Let me stress that I am in favor of opening up these strategic sectors to more foreign equity not because I believe in untrammelled free market economics. Unrestrained free markets do not serve the common good. There should always be a strong role of the State to prevent the undesirable consequences of the absolute autonomy of the market, such as monopoly power that hurts the consumers, the inequitable distribution of income and wealth, the destruction of local enterprises by all-powerful global corporations and the employment of slave labor by multinational corporations. It is possible that ten to twenty years from now, some of these threats may loom very large in the global and domestic markets. Then, it would be necessary to have our future Legislature limit once again the foreign ownership of our strategic sectors. That is why, I find the phrase “unless otherwise specified by law” a wise legislative move. It will still be incumbent upon the legislative body to monitor what is happening to the global, regional and domestic economies and make whatever adjustments are needed in our laws to promote the common good. What is irrational is to enshrine foreign equity provisions in our fundamental law.

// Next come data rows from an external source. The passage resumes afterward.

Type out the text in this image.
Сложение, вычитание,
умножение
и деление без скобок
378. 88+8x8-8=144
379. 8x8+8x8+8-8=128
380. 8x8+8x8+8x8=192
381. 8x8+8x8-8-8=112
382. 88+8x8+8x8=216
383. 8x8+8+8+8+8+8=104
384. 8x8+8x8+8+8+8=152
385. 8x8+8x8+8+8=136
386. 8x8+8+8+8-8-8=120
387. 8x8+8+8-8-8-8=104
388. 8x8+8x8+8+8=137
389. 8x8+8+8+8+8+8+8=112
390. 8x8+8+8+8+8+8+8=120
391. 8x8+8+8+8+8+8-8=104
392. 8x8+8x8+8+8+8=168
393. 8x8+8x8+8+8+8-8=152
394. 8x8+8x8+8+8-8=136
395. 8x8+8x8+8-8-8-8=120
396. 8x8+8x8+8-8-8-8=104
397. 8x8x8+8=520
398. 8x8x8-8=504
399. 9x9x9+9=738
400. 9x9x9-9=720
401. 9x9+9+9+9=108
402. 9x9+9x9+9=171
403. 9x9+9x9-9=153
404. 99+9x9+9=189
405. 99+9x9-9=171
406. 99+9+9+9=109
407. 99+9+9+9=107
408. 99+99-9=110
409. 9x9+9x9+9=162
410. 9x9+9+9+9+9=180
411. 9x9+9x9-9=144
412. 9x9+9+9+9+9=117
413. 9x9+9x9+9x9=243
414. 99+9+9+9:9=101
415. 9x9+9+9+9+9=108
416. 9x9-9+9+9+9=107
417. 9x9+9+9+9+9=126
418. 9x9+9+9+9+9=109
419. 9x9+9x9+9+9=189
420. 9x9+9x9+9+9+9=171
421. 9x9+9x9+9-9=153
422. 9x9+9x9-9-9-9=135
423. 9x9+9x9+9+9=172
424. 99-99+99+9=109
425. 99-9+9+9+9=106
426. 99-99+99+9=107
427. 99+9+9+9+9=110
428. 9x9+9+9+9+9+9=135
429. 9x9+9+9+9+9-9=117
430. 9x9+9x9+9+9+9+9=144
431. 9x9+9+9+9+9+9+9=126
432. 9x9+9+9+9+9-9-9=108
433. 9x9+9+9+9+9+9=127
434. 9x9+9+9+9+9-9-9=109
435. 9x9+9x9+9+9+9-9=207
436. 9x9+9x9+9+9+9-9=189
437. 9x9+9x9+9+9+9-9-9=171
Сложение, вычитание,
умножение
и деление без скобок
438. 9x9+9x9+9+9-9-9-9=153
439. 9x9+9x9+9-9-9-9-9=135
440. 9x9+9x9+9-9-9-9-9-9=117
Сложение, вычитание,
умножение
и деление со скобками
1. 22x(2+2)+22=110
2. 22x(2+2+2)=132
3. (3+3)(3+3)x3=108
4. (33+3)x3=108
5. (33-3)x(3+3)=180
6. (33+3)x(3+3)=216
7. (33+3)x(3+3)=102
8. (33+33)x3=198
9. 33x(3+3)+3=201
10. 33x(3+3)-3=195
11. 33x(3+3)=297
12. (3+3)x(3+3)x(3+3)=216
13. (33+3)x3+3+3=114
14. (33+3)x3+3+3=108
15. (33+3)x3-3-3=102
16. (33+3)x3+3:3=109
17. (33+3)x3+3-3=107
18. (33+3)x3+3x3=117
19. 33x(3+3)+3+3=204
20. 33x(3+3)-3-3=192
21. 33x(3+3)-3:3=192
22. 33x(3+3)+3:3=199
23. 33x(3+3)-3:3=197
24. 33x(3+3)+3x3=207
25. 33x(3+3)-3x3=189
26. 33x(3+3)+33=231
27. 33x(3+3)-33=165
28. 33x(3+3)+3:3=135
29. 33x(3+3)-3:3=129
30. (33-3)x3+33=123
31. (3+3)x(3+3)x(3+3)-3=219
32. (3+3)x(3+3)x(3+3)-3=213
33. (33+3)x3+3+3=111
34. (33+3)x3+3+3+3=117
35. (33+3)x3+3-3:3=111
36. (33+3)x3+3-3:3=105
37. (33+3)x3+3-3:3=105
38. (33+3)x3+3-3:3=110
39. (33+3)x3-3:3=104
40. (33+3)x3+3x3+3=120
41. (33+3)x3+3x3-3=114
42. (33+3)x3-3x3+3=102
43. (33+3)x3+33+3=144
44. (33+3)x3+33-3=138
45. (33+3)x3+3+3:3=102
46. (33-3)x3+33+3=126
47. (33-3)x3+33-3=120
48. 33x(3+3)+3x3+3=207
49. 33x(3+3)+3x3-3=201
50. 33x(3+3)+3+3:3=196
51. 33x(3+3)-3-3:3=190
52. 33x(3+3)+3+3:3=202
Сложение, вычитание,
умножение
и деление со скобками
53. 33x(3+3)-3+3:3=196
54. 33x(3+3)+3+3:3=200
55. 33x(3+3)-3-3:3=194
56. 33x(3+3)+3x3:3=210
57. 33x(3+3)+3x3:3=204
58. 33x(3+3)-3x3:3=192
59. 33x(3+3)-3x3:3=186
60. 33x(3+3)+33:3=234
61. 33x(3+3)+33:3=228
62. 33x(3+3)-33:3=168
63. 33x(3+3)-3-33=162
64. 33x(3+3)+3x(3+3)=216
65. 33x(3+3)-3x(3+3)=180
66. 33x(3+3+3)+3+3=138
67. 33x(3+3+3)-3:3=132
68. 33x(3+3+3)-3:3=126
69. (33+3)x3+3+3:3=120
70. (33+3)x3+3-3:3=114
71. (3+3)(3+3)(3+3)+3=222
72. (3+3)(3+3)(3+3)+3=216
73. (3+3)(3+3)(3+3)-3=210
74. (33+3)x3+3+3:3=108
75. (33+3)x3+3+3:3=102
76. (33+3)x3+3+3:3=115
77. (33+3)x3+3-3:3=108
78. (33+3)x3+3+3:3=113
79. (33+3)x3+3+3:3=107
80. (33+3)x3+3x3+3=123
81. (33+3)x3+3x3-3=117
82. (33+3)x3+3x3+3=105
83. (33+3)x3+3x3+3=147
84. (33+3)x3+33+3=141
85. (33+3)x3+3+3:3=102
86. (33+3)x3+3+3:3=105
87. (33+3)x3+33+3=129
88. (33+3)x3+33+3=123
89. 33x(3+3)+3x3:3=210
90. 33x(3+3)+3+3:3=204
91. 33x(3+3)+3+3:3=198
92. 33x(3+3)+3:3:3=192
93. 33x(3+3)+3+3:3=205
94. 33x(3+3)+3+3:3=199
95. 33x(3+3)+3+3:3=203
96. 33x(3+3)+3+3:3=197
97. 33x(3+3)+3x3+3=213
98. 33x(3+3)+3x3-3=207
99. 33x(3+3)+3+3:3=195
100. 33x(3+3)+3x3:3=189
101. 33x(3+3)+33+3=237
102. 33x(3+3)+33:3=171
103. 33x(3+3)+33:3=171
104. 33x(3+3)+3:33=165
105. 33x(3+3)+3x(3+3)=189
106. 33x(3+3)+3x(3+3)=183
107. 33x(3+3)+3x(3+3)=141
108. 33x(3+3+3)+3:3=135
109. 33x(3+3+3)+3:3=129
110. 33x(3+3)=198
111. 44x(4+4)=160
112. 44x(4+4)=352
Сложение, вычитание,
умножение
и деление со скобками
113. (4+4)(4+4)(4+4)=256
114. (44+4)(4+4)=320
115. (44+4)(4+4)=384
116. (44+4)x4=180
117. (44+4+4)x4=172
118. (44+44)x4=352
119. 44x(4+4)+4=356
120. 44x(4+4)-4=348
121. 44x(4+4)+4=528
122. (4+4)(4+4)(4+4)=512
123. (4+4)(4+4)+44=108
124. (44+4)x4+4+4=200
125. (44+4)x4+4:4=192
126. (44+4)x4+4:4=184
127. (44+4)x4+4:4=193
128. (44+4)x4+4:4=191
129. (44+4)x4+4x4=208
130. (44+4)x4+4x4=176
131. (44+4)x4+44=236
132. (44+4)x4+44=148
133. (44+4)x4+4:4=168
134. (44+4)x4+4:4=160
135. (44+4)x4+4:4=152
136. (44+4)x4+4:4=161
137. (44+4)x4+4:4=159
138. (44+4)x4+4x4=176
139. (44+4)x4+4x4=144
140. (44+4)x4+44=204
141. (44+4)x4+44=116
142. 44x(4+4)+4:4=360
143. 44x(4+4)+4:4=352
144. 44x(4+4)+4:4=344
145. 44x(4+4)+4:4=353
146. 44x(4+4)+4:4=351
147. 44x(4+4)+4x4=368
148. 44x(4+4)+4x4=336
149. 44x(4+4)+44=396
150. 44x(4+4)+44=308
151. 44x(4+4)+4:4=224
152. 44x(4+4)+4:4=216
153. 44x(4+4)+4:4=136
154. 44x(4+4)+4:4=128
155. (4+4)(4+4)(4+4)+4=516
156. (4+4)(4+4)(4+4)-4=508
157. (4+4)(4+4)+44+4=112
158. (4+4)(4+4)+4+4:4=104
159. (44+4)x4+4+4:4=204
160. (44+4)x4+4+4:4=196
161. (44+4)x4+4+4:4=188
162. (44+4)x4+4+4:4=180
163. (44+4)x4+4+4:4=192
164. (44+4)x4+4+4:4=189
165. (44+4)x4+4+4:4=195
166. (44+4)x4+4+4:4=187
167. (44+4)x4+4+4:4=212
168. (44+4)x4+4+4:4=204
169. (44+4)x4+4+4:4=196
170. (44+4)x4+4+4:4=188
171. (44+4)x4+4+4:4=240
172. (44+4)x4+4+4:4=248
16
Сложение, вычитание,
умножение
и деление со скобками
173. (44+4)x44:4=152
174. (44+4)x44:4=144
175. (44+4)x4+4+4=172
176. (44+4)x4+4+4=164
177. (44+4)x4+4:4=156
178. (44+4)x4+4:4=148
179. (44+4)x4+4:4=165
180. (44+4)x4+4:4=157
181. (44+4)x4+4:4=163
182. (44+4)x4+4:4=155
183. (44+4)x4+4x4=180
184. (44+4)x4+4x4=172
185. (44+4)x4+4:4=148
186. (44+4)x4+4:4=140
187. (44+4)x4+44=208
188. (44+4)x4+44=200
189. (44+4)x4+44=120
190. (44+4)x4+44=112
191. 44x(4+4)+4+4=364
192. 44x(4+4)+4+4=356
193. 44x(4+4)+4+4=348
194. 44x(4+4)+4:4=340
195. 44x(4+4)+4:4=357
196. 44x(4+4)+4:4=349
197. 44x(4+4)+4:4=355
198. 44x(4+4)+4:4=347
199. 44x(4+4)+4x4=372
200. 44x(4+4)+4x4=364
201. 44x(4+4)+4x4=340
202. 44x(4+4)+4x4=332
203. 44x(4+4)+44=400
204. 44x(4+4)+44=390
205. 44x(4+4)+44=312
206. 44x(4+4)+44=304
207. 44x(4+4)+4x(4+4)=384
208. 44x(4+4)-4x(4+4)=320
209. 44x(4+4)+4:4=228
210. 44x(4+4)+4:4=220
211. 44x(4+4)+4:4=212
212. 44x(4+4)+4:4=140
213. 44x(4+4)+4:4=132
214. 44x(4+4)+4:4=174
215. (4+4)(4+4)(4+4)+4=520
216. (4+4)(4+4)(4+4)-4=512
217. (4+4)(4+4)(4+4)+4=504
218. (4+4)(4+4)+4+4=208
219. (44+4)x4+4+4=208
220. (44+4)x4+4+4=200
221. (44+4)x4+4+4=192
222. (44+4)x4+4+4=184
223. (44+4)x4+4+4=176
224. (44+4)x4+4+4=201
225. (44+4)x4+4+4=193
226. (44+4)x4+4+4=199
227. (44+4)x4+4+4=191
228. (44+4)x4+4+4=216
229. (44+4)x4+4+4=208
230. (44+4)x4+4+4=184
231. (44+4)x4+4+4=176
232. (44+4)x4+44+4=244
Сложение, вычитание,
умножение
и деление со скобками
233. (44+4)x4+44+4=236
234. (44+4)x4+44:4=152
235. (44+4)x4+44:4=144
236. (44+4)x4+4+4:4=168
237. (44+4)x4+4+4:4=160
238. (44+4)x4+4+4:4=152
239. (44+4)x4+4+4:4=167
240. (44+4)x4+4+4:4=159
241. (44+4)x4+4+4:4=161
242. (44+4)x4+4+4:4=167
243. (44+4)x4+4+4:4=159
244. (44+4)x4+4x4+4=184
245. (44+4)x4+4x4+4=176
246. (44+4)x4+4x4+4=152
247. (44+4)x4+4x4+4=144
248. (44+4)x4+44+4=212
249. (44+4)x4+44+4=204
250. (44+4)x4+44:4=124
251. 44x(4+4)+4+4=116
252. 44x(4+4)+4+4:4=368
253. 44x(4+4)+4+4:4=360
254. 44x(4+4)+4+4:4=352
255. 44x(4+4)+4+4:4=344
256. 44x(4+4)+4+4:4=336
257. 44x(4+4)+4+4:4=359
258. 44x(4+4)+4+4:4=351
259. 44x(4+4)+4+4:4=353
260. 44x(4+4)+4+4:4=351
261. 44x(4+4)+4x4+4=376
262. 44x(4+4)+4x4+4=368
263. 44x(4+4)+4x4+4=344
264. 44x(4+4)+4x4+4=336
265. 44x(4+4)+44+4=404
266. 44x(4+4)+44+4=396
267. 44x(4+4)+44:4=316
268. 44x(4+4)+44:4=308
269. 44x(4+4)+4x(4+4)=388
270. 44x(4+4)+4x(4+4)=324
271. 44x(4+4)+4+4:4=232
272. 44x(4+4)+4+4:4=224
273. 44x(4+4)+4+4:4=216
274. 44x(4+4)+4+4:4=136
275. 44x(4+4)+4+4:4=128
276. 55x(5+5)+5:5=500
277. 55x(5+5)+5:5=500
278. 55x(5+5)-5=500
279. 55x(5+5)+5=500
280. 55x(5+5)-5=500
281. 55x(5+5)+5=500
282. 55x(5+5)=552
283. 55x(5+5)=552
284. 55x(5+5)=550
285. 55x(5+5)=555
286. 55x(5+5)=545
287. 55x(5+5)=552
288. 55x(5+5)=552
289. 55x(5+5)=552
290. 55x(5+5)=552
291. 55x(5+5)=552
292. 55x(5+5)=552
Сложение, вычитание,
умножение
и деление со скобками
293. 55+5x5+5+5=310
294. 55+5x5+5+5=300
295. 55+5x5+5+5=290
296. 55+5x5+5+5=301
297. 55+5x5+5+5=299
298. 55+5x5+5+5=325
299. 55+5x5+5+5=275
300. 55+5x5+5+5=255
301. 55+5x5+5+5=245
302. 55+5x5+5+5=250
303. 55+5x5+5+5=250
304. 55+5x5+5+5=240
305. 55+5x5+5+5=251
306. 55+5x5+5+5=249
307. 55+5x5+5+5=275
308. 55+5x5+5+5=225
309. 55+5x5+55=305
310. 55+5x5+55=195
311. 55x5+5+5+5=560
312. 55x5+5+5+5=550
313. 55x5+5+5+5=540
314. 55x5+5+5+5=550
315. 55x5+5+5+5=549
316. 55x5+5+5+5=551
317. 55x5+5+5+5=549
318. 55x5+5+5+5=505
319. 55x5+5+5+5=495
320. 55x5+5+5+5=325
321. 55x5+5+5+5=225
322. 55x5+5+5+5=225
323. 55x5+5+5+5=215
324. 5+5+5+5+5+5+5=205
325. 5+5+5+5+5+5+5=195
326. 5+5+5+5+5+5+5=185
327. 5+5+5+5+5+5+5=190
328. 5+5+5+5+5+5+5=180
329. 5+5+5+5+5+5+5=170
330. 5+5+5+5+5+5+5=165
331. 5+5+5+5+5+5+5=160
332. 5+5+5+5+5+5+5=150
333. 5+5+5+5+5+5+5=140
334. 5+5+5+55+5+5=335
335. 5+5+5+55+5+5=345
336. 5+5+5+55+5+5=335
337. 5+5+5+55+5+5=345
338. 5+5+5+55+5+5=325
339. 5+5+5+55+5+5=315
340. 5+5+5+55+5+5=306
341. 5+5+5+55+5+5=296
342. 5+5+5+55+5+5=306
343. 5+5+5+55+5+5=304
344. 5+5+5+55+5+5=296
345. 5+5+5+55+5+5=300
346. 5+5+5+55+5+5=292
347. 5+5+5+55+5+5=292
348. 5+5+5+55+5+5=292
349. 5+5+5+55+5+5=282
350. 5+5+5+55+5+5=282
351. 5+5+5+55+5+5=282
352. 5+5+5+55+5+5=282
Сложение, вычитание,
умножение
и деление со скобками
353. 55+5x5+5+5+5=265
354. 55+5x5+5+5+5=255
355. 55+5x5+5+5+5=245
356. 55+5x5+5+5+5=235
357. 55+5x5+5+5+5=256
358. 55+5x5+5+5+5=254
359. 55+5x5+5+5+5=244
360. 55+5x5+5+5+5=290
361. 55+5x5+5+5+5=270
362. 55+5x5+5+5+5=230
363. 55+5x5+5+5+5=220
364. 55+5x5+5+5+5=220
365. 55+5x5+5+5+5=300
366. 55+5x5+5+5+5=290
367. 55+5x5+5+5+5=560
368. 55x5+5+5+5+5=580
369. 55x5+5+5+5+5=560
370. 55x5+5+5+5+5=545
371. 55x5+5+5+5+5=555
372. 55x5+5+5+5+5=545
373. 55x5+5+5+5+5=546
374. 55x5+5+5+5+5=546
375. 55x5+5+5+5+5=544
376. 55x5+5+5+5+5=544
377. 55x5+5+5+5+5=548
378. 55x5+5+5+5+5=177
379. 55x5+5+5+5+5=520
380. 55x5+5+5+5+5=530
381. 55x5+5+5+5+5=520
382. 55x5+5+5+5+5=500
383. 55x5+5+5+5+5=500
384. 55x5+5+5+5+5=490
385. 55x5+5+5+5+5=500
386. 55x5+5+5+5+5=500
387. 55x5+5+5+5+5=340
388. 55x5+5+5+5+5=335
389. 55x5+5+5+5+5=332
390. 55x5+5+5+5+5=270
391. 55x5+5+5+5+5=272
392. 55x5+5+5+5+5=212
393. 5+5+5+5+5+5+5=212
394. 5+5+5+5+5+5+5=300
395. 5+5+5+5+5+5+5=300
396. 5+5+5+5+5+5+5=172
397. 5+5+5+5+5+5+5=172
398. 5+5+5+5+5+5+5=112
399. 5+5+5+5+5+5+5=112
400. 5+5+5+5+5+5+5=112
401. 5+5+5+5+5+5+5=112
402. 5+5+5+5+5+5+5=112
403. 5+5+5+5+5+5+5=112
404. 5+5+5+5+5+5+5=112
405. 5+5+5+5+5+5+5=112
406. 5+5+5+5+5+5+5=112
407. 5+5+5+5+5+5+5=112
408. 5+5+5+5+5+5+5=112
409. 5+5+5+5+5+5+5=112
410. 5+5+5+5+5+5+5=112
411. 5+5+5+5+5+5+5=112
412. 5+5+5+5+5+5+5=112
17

Let me stress the importance of attracting long-term capital from abroad in telecommunications, infrastructures, media and education. As mentioned above, despite the fact that our level of domestic savings has improved significantly in the last ten to fifteen years (from an average of 20 percent of GDP to 32 percent) these savings do not support long-term capital. Fortunately, our Government has been very prudent over the last decade or so in keeping our debt-to-GDP ratio at very manageable levels of 30 to 40 percent. Now that there is a need to borrow billions of dollars to address the double problem of the pandemic and the economic slowdown, our Government has a lot of elbow room to obtain more credit without endangering our financial stability. These borrowings will be used for expenses related to the pandemic and to continue the Build, Build, Build program as well as to spend higher percentages of the annual budget on education and health. There is need, however, to get the private sector to complement the government efforts in improving our infrastructures by spending heavily in telecom, airports, tollways and educational institutions for the reskilling and upskilling of our human resources. Domestic capital is grossly inadequate for the necessary levels of investments in these strategic sectors.
We don’t want a repeat of the disaster of the PIATCO case in the building of the Manila International Airport. The long delay in its completion would have been avoided if the German investors were allowed to own the majority share in the project so that they did not have to tolerate as partner a Filipino consortium that was plagued with corruption. A more recent example of how allowing greater equity participation in the building of an airport can redound to the common good is the Megawide case. Megawide, with a foreign partner, built one of the best international airports in Mactan, Cebu. Now its desire to replicate this success story in the rehabilitation of the Manila International Airport has been frustrated by the issue of foreign equity participation. It does not really matter if the Manila International Airport is rebuilt by an enterprise with a foreign group having majority share as long as the group can deliver a world-class international airport. There are literally dozens of airports all over the country that we have to improve over the next decade or so. Tourism, which has the largest multiplier effect on employment, has the greatest potential for growth in the next decade or so, especially as international tourism recovers. Meanwhile, domestic tourism will recover first. We need to invest heavily in airports. We should be thankful that Ramon Ang of San Miguel Corporation is bullish in constructing the Bulacan International Airport. But he is one in a million among Filipino investors. We need very badly foreign participation. Our Northeast Asian neighbours, i.e. Japan, South Korea and Taiwan are looking for opportunities to invest their surplus long-term capital in infrastructures like airports, railroads, and subways in which they possess the greatest technical competence to construct and manage. We should seize the opportunities now and in the next decade or so. Already the Japanese are helping us in constructing the railroad from Clark to Bulacan and one of the subway systems in Metro Manila. All these can be much facilitated if we allow greater equity participation of foreign direct investors in these vital facilities.